Using the datasets included in the nycflights13 package, compute the available seat miles for each airline sorted in descending order. After completing all the necessary data wrangling steps, the resulting data frame should have 16 rows (one for each airline) and 2 columns (airline name and available seat miles). Here are some hints:

  1. Crucial: Unless you are very confident in what you are doing, it is worthwhile not starting to code right away. Rather, first sketch out on paper all the necessary data wrangling steps not using exact code, but rather high-level pseudocode that is informal yet detailed enough to articulate what you are doing. This way you won’t confuse what you are trying to do (the algorithm) with how you are going to do it (writing dplyr code).
  2. Take a close look at all the datasets using the View() function: df_flights, df_weather, df_planes, df_airports, and df_airlines to identify which variables are necessary to compute available seat miles.
  3. Figure 3.5 showing how the various datasets can be joined will also be useful.
  4. Consider the data wrangling verbs in Table 3.2 as your toolbox!

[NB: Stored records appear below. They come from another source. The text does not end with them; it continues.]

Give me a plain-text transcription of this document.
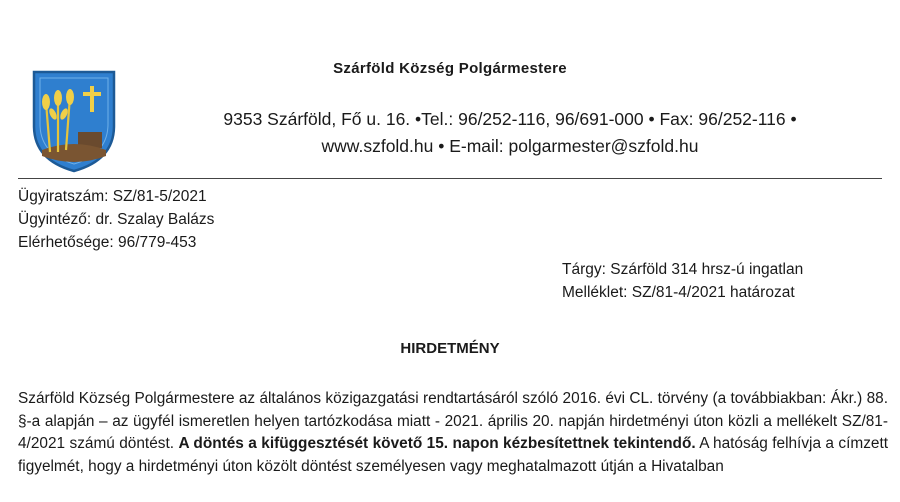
Szárföld Község Polgármestere
9353 Szárföld, Fő u. 16. •Tel.: 96/252-116, 96/691-000 • Fax: 96/252-116 •
www.szfold.hu • E-mail: polgarmester@szfold.hu
Ügyiratszám: SZ/81-5/2021
Ügyintéző: dr. Szalay Balázs
Elérhetősége: 96/779-453
Tárgy: Szárföld 314 hrsz-ú ingatlan
Melléklet: SZ/81-4/2021 határozat
HIRDETMÉNY
Szárföld Község Polgármestere az általános közigazgatási rendtartásáról szóló 2016. évi CL. törvény (a továbbiakban: Ákr.) 88. §-a alapján – az ügyfél ismeretlen helyen tartózkodása miatt - 2021. április 20. napján hirdetményi úton közli a mellékelt SZ/81-4/2021 számú döntést. A döntés a kifüggesztését követő 15. napon kézbesítettnek tekintendő. A hatóság felhívja a címzett figyelmét, hogy a hirdetményi úton közölt döntést személyesen vagy meghatalmazott útján a Hivatalban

3.9.2 Additional resources

On top of the data wrangling verbs and examples we presented in this section, if you’d like to see more examples of using the dplyr package for data wrangling, check out Chapter 5 of R for Data Science (Grolemund and Wickham 2017).

3.9.3 What’s to come?

So far in this book, we’ve explored, visualized, and wrangled data saved in data frames. These data frames were saved in a spreadsheet-like format: in a rectangular shape with a certain number of rows corresponding to observations and a certain number of columns corresponding to variables describing these observations.

We’ll see in the upcoming Chapter 4 that there are actually two ways to represent data in spreadsheet-type rectangular format: (1) “wide” format and (2) “tall/narrow” format. The tall/narrow format is also known as “tidy” format in R user circles. While the distinction between “tidy” and non-“tidy” formatted data is subtle, it has immense implications for our data science work. This is because almost all the packages used in this book, including the ggplot2 package for data visualization and the dplyr package for data wrangling, all assume that all data frames are in “tidy” format.

Furthermore, up until now we’ve only explored, visualized, and wrangled data saved within R packages. But what if you want to analyze data that you have saved in a Microsoft Excel, a Google Sheets, or a “Comma-Separated Values” (CSV) file? In Section 4.1, we’ll show you how to import this data into R using the readr package.